We sat at the desert inn, at the window which afforded a magnificent view onto Monument Valley, awaiting our luncheon orders. She sipped desert mint tea sweetened by hummingbird saliva and I lapped pomegranate wine, a divine concoction of pine sap sweetened by cactus rind and desert rosehips with a drizzle of wild honey, harvested not from the hive but from the beaks of mountain owl.
We gasped as the fresh concoctions reached our lips. We traded glasses and cried. We closed our eyes and considered the depth of this experience. We were dining on ingredients enjoyed by the Native Americans. We were Hopi for the day. I wanted to wear beads on my genitals. I fantasized dragging my wife by the hair.
This is what we work for. This is what has been made possible.
Soon our entrees were brought to us as if we were royals, on hand-woven platters of hardened straw, made by local artisans using techniques perfected thousands of years ago. They were even unwashed, stained with the juice of berries and the blood of squirrels. The hostess boasted that no detail had been overlooked. A lack of water in the desert makes washing impossible. We were invited to partake of the riches. “Enjoy.”
We dug in. What a feast of genuine Hopi cuisine.

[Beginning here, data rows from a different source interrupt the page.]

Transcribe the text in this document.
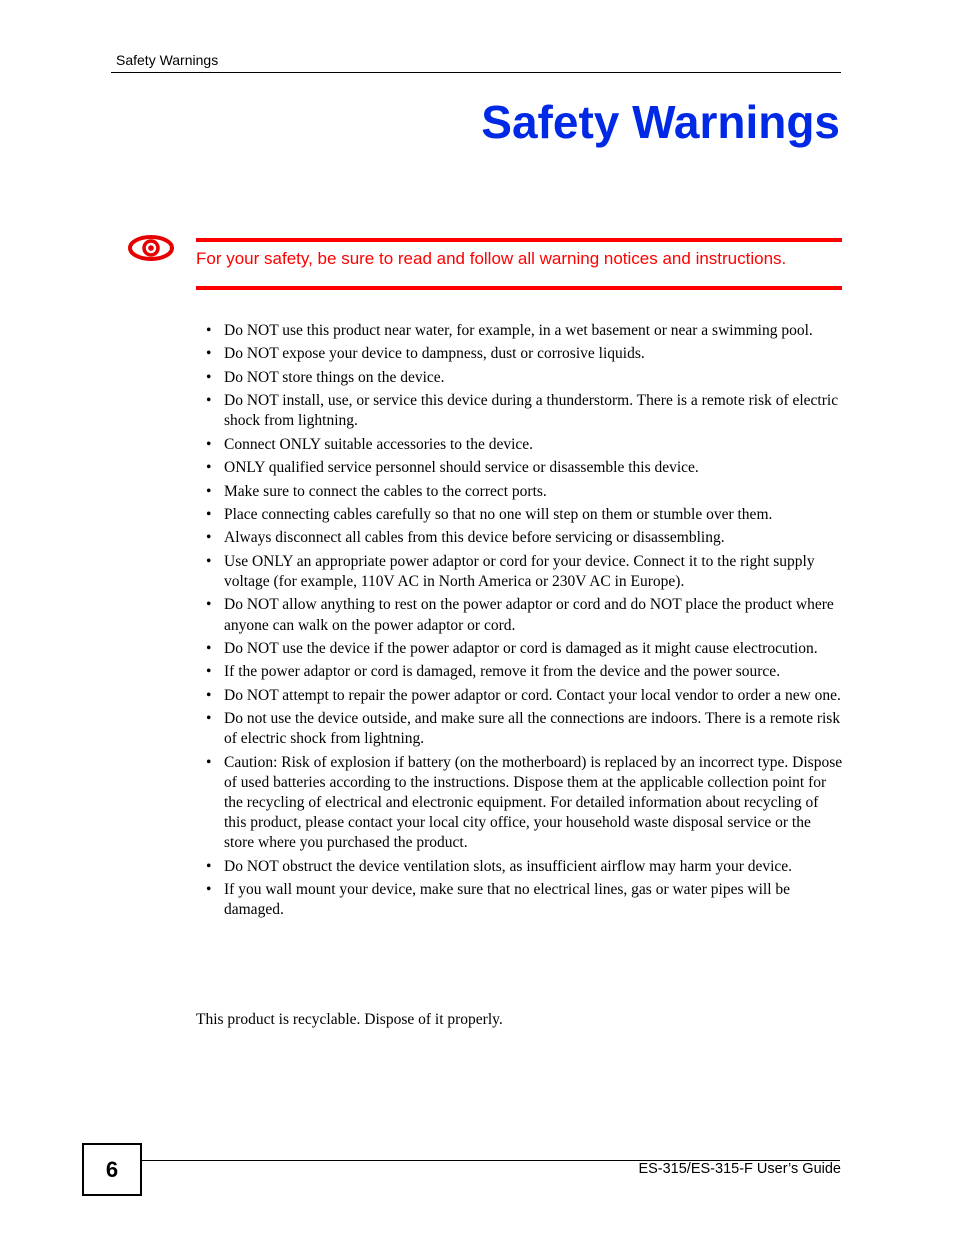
Safety Warnings
Safety Warnings
For your safety, be sure to read and follow all warning notices and instructions.
• Do NOT use this product near water, for example, in a wet basement or near a swimming pool.
• Do NOT expose your device to dampness, dust or corrosive liquids.
• Do NOT store things on the device.
• Do NOT install, use, or service this device during a thunderstorm. There is a remote risk of electric shock from lightning.
• Connect ONLY suitable accessories to the device.
• ONLY qualified service personnel should service or disassemble this device.
• Make sure to connect the cables to the correct ports.
• Place connecting cables carefully so that no one will step on them or stumble over them.
• Always disconnect all cables from this device before servicing or disassembling.
• Use ONLY an appropriate power adaptor or cord for your device. Connect it to the right supply voltage (for example, 110V AC in North America or 230V AC in Europe).
• Do NOT allow anything to rest on the power adaptor or cord and do NOT place the product where anyone can walk on the power adaptor or cord.
• Do NOT use the device if the power adaptor or cord is damaged as it might cause electrocution.
• If the power adaptor or cord is damaged, remove it from the device and the power source.
• Do NOT attempt to repair the power adaptor or cord. Contact your local vendor to order a new one.
• Do not use the device outside, and make sure all the connections are indoors. There is a remote risk of electric shock from lightning.
• Caution: Risk of explosion if battery (on the motherboard) is replaced by an incorrect type. Dispose of used batteries according to the instructions. Dispose them at the applicable collection point for the recycling of electrical and electronic equipment. For detailed information about recycling of this product, please contact your local city office, your household waste disposal service or the store where you purchased the product.
• Do NOT obstruct the device ventilation slots, as insufficient airflow may harm your device.
• If you wall mount your device, make sure that no electrical lines, gas or water pipes will be damaged.
This product is recyclable. Dispose of it properly.
6	ES-315/ES-315-F User’s Guide
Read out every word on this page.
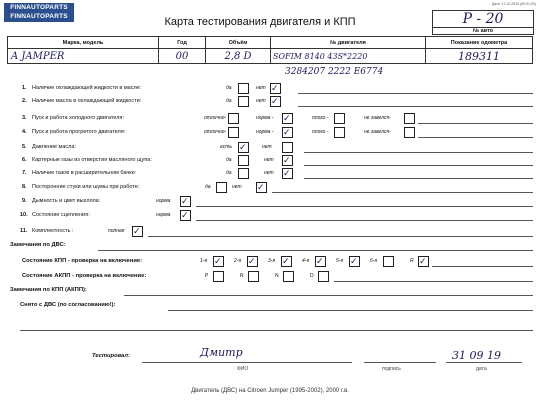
FINNAUTOPARTS
FINNAUTOPARTS
Дата: 17.10.2019 (00:01:00)
Карта тестирования двигателя и КПП	Р - 20
№ авто
Марка, модель	Год	Объём	№ двигателя	Показание одометра
A JAMPER	00	2,8 D	SOFIM 8140 43S*2220	189311
3284207 2222 E6774
1. Наличие охлаждающей жидкости в масле:	да	нет ✓
2. Наличие масла в охлаждающей жидкости:	да	нет ✓
3. Пуск и работа холодного двигателя:	отлично-	норма - ✓	плохо -	не завелся-
4. Пуск и работа прогретого двигателя:	отлично-	норма - ✓	плохо -	не завелся-
5. Давление масла:	есть ✓	нет
6. Картерные газы из отверстия масляного щупа:	да	нет ✓
7. Наличие газов в расширительном бачке:	да	нет ✓
8. Посторонние стуки или шумы при работе:	да	нет ✓
9. Дымность и цвет выхлопа:	норма ✓
10. Состояние сцепления:	норма ✓
11. Комплектность :	полная ✓
Замечания по ДВС:
Состояние КПП - проверка на включение:	1-я ✓ 2-я ✓ 3-я ✓ 4-я ✓ 5-я ✓ 6-я	R ✓
Состояние АКПП - проверка на включение:	P	R	N	D
Замечания по КПП (АКПП):
Снято с ДВС (по согласованию!):
Тестировал:	Дмитр	31 09 19
ФИО	подпись	дата
Двигатель (ДВС) на Citroen Jumper (1995-2002), 2000 г.в.
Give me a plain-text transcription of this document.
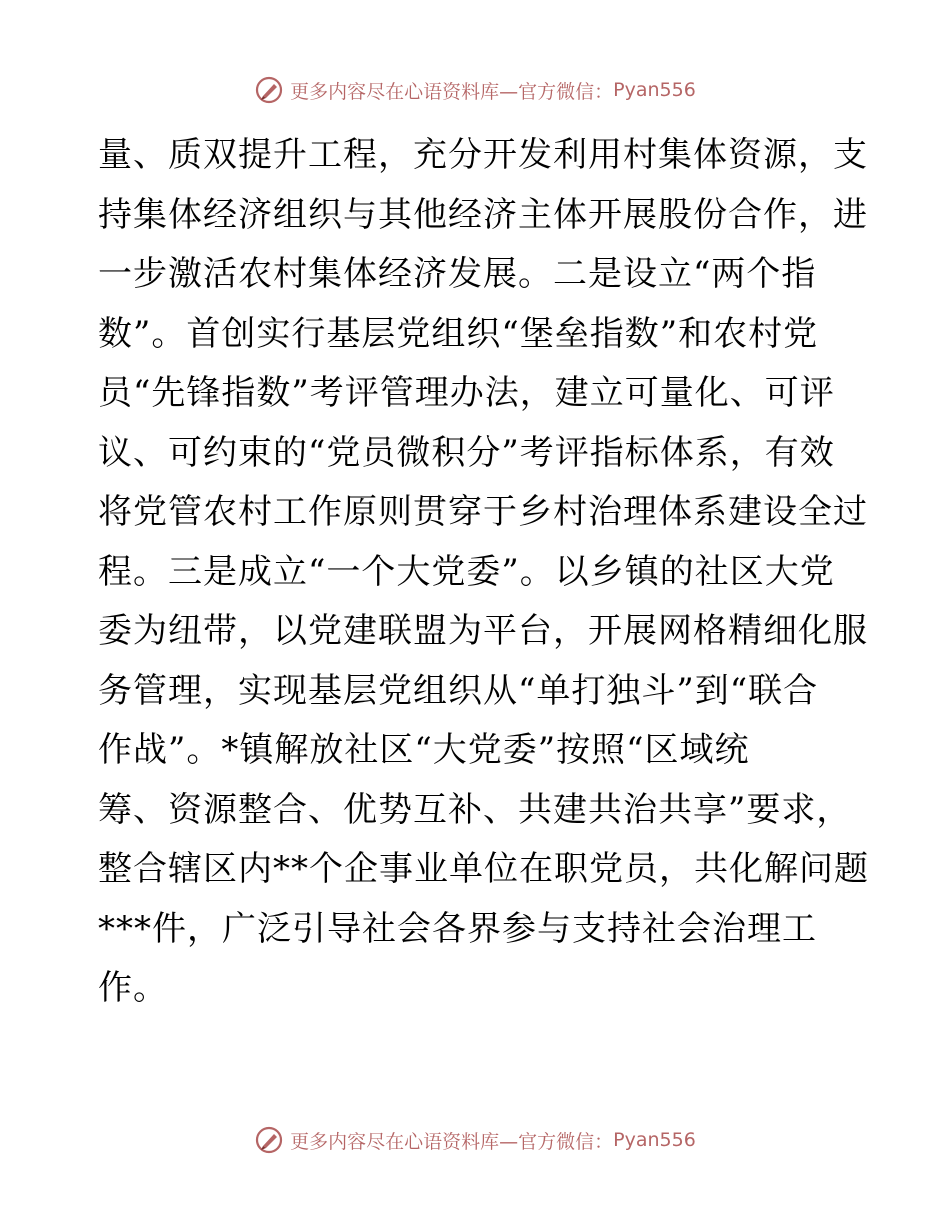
更多内容尽在心语资料库—官方微信： Pyan556
量、质双提升工程，充分开发利用村集体资源，支
持集体经济组织与其他经济主体开展股份合作，进
一步激活农村集体经济发展。二是设立“两个指
数”。首创实行基层党组织“堡垒指数”和农村党
员“先锋指数”考评管理办法，建立可量化、可评
议、可约束的“党员微积分”考评指标体系，有效
将党管农村工作原则贯穿于乡村治理体系建设全过
程。三是成立“一个大党委”。以乡镇的社区大党
委为纽带，以党建联盟为平台，开展网格精细化服
务管理，实现基层党组织从“单打独斗”到“联合
作战”。*镇解放社区“大党委”按照“区域统
筹、资源整合、优势互补、共建共治共享”要求，
整合辖区内**个企事业单位在职党员，共化解问题
***件，广泛引导社会各界参与支持社会治理工
作。
更多内容尽在心语资料库—官方微信： Pyan556
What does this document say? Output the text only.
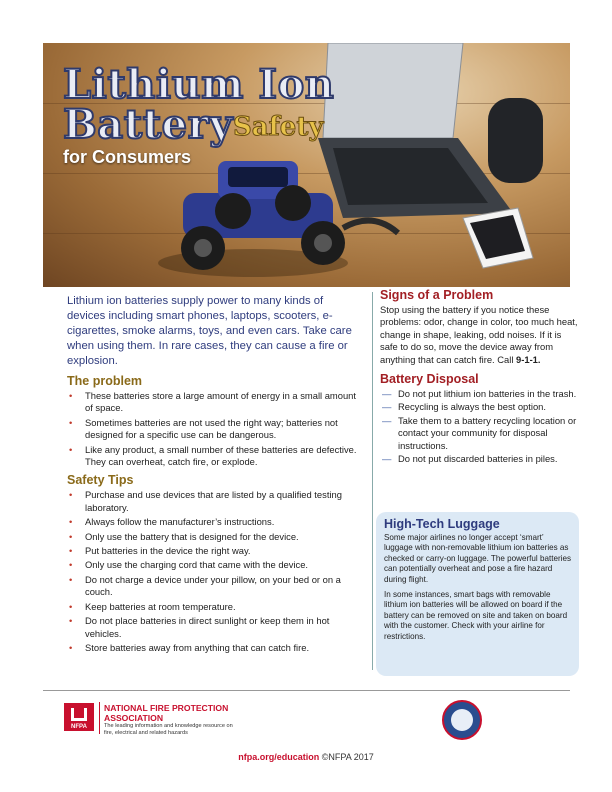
Lithium Ion
Battery Safety
for Consumers

Lithium ion batteries supply power to many kinds of devices including smart phones, laptops, scooters, e-cigarettes, smoke alarms, toys, and even cars. Take care when using them. In rare cases, they can cause a fire or explosion.

The problem
• These batteries store a large amount of energy in a small amount of space.
• Sometimes batteries are not used the right way; batteries not designed for a specific use can be dangerous.
• Like any product, a small number of these batteries are defective. They can overheat, catch fire, or explode.
Safety Tips
• Purchase and use devices that are listed by a qualified testing laboratory.
• Always follow the manufacturer’s instructions.
• Only use the battery that is designed for the device.
• Put batteries in the device the right way.
• Only use the charging cord that came with the device.
• Do not charge a device under your pillow, on your bed or on a couch.
• Keep batteries at room temperature.
• Do not place batteries in direct sunlight or keep them in hot vehicles.
• Store batteries away from anything that can catch fire.
Signs of a Problem

Stop using the battery if you notice these problems: odor, change in color, too much heat, change in shape, leaking, odd noises. If it is safe to do so, move the device away from anything that can catch fire. Call 9-1-1.

Battery Disposal
— Do not put lithium ion batteries in the trash.
— Recycling is always the best option.
— Take them to a battery recycling location or contact your community for disposal instructions.
— Do not put discarded batteries in piles.
High-Tech Luggage

Some major airlines no longer accept ‘smart’ luggage with non-removable lithium ion batteries as checked or carry-on luggage. The powerful batteries can potentially overheat and pose a fire hazard during flight.

In some instances, smart bags with removable lithium ion batteries will be allowed on board if the battery can be removed on site and taken on board with the customer. Check with your airline for restrictions.

NFPA
NATIONAL FIRE PROTECTION ASSOCIATION
The leading information and knowledge resource on fire, electrical and related hazards
nfpa.org/education ©NFPA 2017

As we ate, I couldn’t help but notice the arrival of some local children on bicycle who parked in front of the nearby 7/11, a convenience store located just across from our restaurant at the Antelope Inn. They were not Caucasian, but I supposed Native, possible residents of the nearby Reservation. Their skin was brown and their hair, shiny black. I’d guessed they were 12 or so, maybe 13. I wasn’t sure. They departed the store, eating hotdogs and swilling orange soda. Their pockets were filled with candy. One of the kids held a bag of BBQ chips and shared them. They ate on the sidewalk. I could see them, but they couldn’t see me.
They caught my eye just as our Navajo tamales were set before us. We shared a basket of roasted blue tortillas accompanied by cactus relish. I had ordered the quail and my companion tried the Antelope Valley red squirrel, which she was assured tasted like rabbit. Her dish was garnished with grasshopper and some sort of steamed pine cones Teddy Roosevelt was said to have loved. Mine came with fried cicada larvae cooked in local peanut oil. We ordered a local wine, but not made from European vines. This wine was taken from an assortment of native plants, including the fruits of desert cacti and tiny wild blueberries.
I eyed the boy across the way who was eating what I thought to be a Hostess cupcake. He gave his little friend a bite. She got some whipped cream on her nose. They laughed in the sun. It was hot.
We enjoyed our meal and finished up with an assortment of local cheeses made from mountain goats.
When we stepped outside, the kids on bikes had ridden away. It was nearly dark. The sand as far as the eye can see is red or orange, I suppose. I felt that we belonged.